First published: 2016/06/08 (8 years ago) Abstract: Despite the success of CNNs, selecting the optimal architecture for a given
task remains an open problem. Instead of aiming to select a single optimal
architecture, we propose a "fabric" that embeds an exponentially large number
of architectures. The fabric consists of a 3D trellis that connects response
maps at different layers, scales, and channels with a sparse homogeneous local
connectivity pattern. The only hyper-parameters of a fabric are the number of
channels and layers.
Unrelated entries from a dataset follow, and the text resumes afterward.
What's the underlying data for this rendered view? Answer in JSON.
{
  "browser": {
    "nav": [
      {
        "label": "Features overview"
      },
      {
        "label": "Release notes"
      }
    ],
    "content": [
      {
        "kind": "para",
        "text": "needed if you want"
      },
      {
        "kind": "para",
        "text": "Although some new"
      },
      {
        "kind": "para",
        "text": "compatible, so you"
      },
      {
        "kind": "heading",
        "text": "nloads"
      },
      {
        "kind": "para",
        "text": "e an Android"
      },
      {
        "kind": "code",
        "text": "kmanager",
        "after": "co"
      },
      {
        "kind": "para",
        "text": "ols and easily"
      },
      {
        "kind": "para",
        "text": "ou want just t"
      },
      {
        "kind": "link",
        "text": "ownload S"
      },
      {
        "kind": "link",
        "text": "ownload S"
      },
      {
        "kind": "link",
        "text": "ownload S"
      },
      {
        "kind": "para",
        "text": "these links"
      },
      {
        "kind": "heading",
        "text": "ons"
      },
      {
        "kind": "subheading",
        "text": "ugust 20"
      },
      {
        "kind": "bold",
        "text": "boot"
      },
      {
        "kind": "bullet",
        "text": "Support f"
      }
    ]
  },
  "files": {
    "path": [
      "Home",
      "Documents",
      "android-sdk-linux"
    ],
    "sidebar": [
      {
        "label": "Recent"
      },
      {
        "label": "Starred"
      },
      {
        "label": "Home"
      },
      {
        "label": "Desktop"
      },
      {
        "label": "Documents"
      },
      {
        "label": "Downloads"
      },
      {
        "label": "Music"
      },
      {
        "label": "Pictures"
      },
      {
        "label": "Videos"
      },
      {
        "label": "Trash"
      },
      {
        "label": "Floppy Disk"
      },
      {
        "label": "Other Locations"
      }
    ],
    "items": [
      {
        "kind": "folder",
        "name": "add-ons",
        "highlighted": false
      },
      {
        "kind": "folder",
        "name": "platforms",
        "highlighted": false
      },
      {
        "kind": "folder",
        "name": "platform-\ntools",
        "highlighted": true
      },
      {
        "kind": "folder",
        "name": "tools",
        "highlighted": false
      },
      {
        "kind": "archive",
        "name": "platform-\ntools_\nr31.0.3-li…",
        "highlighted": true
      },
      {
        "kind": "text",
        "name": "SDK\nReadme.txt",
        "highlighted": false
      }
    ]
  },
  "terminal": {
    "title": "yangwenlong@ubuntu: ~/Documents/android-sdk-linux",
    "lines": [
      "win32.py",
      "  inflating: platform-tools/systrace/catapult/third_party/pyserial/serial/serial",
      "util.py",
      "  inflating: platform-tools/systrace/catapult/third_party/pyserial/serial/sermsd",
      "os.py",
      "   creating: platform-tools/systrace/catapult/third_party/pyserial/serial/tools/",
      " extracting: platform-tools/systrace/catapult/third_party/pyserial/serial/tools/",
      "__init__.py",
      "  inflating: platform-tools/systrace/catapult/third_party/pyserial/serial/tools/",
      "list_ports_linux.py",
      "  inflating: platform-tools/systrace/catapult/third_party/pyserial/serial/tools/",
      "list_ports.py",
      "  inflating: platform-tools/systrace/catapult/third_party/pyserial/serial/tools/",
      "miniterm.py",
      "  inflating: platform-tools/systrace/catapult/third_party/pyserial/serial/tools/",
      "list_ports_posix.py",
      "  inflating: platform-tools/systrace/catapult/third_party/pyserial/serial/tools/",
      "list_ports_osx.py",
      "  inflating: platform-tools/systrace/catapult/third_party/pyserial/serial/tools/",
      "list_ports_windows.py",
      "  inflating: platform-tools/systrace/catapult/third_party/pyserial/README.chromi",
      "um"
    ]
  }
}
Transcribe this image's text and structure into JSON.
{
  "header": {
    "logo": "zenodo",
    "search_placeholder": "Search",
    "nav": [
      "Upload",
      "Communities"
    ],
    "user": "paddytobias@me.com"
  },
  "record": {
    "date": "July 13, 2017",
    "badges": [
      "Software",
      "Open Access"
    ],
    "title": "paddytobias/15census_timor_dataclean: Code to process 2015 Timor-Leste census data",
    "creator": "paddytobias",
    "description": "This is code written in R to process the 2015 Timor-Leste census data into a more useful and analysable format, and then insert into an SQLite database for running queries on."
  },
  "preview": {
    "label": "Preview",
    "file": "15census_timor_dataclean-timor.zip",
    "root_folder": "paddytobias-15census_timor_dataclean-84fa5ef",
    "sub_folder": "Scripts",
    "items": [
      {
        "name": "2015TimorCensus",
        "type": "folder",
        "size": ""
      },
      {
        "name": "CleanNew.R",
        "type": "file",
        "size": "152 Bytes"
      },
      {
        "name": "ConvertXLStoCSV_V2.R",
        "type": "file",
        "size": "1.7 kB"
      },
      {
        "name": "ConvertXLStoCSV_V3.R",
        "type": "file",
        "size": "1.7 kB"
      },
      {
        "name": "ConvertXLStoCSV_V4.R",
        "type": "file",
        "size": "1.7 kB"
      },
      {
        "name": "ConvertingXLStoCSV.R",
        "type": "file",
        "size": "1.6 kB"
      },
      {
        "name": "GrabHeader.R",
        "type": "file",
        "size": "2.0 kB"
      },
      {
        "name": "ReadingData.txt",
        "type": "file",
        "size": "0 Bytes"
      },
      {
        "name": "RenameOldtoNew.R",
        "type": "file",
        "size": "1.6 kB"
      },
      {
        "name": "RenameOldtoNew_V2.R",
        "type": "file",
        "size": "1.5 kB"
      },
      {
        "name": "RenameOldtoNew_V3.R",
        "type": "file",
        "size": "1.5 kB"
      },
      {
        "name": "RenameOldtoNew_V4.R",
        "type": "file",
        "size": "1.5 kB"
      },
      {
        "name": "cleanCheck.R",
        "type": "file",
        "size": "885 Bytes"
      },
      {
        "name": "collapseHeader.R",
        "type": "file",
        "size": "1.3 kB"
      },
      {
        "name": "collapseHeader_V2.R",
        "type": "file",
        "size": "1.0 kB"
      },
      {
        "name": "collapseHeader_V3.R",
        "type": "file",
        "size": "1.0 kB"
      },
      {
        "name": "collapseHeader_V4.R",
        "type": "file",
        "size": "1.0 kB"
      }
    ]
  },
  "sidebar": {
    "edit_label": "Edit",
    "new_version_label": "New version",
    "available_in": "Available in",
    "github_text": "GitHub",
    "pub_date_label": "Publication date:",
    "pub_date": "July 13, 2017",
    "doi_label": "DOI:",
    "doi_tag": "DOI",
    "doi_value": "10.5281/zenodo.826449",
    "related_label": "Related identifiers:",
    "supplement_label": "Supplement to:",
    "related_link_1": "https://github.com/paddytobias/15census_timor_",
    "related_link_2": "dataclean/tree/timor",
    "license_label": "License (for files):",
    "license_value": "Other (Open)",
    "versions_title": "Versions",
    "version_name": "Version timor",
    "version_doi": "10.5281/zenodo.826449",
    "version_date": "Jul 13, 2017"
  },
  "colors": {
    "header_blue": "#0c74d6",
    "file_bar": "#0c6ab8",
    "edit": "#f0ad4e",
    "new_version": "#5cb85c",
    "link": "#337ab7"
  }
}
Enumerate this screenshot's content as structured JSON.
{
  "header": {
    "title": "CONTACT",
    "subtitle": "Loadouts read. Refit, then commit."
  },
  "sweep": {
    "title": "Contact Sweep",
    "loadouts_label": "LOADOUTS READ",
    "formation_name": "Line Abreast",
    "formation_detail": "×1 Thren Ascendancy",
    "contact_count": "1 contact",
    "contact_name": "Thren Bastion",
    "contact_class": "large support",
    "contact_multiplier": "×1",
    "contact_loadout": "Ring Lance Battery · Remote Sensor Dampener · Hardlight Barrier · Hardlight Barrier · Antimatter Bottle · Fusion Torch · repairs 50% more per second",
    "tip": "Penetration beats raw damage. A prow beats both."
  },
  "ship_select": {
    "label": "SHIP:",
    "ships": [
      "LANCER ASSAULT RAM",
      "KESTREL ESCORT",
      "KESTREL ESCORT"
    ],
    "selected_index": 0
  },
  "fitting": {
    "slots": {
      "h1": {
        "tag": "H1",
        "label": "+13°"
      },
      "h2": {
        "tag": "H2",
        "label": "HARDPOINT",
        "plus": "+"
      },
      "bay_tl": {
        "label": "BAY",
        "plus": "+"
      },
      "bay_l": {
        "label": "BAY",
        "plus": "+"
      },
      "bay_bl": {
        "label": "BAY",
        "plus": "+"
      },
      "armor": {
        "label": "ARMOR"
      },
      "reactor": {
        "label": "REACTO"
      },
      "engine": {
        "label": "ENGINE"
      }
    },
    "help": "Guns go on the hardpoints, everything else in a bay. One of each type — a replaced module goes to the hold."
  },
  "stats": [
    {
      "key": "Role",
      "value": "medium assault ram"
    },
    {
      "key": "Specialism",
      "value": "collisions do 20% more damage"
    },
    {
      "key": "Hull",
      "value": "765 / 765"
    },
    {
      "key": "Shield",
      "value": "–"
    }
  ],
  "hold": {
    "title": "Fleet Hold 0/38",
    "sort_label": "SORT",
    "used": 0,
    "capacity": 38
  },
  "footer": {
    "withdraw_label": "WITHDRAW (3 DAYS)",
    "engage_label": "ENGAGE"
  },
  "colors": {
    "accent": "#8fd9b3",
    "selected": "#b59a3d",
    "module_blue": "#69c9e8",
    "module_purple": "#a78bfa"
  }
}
While individual architectures can be recovered as paths,
the fabric can in addition ensemble all embedded architectures together,
sharing their weights where their paths overlap. Parameters can be learned
using standard methods based on back-propagation, at a cost that scales
linearly in the fabric size. We present benchmark results competitive with the
state of the art for image classification on MNIST and CIFAR10, and for
semantic segmentation on the Part Labels dataset.
Convolutional Neural Fabrics (CNFs) are a construction algorithm for CNN architectures.
> Instead of aiming to select a single optimal architecture, we propose a “fabric” that embeds an exponentially large number of architectures. The fabric consists of a 3D trellis that connects response maps at different layers, scales, and channels with a sparse homogeneous local connectivity pattern.
![Image](http://i.imgur.com/wlISXgo.png)
* **Pooling**: CNFs don't use pooling. However, this might not be necessary as they use strided convolution.
* **Filter size**: All convolutions use kernel size 3.
* **Output layer**: Scale $1 \times 1$, channels = nr of classes
* **Activation function**: Rectified linear units (ReLUs) are used at all nodes.
## Evaluation
* Part Labels dataset (face images from the LFW dataset): a super-pixel accuracy of 95.6%
* MNIST: 0.33% error (see [SotA](https://martin-thoma.com/sota/#image-classification); 0.21 %)
* CIFAR10: 7.43% error (see [SotA](https://martin-thoma.com/sota/#image-classification); 2.72 %)
## What I didn't understand
* "Activations are thus a linear function over multi-dimensional neighborhoods, i.e. a four dimensional
3×3×3×3 neighborhood when processing 2D images"
* "within the first layer, channel c at scale s receives input from channels c + {−1, 0, 1} from scale s − 1": Why does the scale change? Why doesn't the first layer receive input from the same scale?